Para Sato, estamos entrando em uma nova fase, na qual a tecnologia de tokenização transforma ativos reais em representações digitais negociáveis, aumentando liquidez e eficiência no mercado financeiro.

Mais do que uma inovação técnica, a tokenização funciona como uma ponte estratégica entre as exigências regulatórias e a necessidade de inovação. 

Ao criar estruturas mais transparentes e rastreáveis, ela facilita tanto a operação das fintechs quanto a supervisão dos órgãos reguladores.

Isso representa, portanto, um ponto raro de convergência entre o interesse do mercado e o interesse do Estado.

Na prática, o movimento já chegou ao mercado imobiliário: a netspaces anunciou recentemente a venda de três imóveis tokenizados em um empreendimento em São Paulo, um sinal de que a tokenização saiu do campo teórico e entrou em operação comercial.

Um novo mapa para o setor cripto brasileiro

Com menos players e um ambiente mais sofisticado, o setor financeiro cripto brasileiro caminha para uma reconfiguração relevante. 

Sobreviverão as empresas capazes de combinar solidez financeira, tecnologia e capacidade de inovação — e não apenas aquelas que cresceram rapidamente aproveitando a ausência de regras.

O mercado de pagamentos encerrou 2025 marcando o fim da era do crescimento a qualquer custo, segundo Sato. 

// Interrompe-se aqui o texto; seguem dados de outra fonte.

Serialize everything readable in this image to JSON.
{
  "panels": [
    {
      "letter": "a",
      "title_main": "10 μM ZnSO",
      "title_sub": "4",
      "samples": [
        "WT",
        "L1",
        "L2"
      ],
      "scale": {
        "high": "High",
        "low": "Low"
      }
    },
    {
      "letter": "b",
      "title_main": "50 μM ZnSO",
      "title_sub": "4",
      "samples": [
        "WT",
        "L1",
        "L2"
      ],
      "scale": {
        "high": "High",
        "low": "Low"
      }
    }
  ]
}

A partir de agora, as fintechs cripto que querem continuar operando no Brasil precisarão demonstrar governança real, capital adequado e modelos de negócio sustentáveis.

Nesse contexto, a tokenização desponta não apenas como uma tendência tecnológica, mas como um dos principais vetores de crescimento para a próxima fase das fintechs no Brasil. 

Para quem sobreviver à consolidação, o horizonte é de um mercado mais maduro, mais institucionalizado e, potencialmente, muito mais valioso.